Homme’s straight-forward approach was not unlike another TV Bob, Keeshan, who skippered CBS’s Captain Kangaroo for a similar 30-year stretch. Both had mellow voices and manners which instantly put you at ease. There wasn’t a lot of razzle dazzle to these shows, just visits with trusted friends who never wore out their welcome.


Friendly shared his castle with Rusty, a tiny little rooster who lived in a book bag by a castle window; and Jerome, the tall, talkative giraffe next door.

Homme bought Rusty, a simple hand puppet, at a Five & Dime store. “Bob’s wife dressed him up by sewing on Rusty’s polka dot pyjama top,” the man who operated the puppet, Rod Coneybeare, once told me. The ambidextrous puppeteer was the man behind both Rusty and Jerome.

“People don’t realize what a great actor Bob was,” said Coneybeare, who winged all his dialogue with Homme. “I always thought of him as the Spencer Tracy of children’s television. He never once talked down to his audience and treated them with total respect.”

Indeed, Homme never made personal appearances so as to not disillusion kids who might expect him to be 10 feet tall. He never tried to sell you anything, except on the notion that a story a day was a good thing. There was also never a trace of irony or cynicism on the show, even when Friendly sat in with the jazz cats, a trio of kitty puppets, for a little swing session.

A true pied piper, Homme played the bright, lilting Friendly Giant theme “Early One Morning” on his recorder live every show. For years it could be heard drifting out of Canadian music classrooms. A harpist accompanied him in studio every time. They had audio and video tape back then, of course, but the fact that the show was so hand-crafted was part of its charm.

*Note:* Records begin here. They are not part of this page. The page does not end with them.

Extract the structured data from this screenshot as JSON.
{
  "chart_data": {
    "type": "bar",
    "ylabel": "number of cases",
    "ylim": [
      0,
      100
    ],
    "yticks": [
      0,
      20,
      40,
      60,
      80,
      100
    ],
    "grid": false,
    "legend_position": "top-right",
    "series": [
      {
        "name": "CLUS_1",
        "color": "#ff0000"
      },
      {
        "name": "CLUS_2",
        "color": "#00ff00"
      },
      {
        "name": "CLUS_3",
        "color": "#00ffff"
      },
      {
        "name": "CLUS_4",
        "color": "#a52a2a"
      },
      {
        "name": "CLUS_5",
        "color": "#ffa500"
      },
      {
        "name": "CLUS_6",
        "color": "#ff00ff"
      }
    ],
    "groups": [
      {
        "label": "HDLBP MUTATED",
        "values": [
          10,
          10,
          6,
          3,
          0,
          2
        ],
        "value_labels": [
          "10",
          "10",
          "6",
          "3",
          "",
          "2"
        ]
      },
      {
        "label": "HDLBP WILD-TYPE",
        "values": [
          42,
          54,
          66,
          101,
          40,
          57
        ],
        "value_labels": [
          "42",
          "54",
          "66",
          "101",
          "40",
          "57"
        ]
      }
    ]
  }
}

Several years ago in Halifax, I met a crew member on This Hour Has 22 Minutes whose first job in television was cranking open and shut the drawbridge to the Friendly Giant’s castle. It was hand-cranked each and every show. This still sounds to me like the best job ever in television.

As for the big chair with room enough for two to curl up in, or the one for those who like to rock, they’re both right where Friendly left them, just within the reach of your imagination.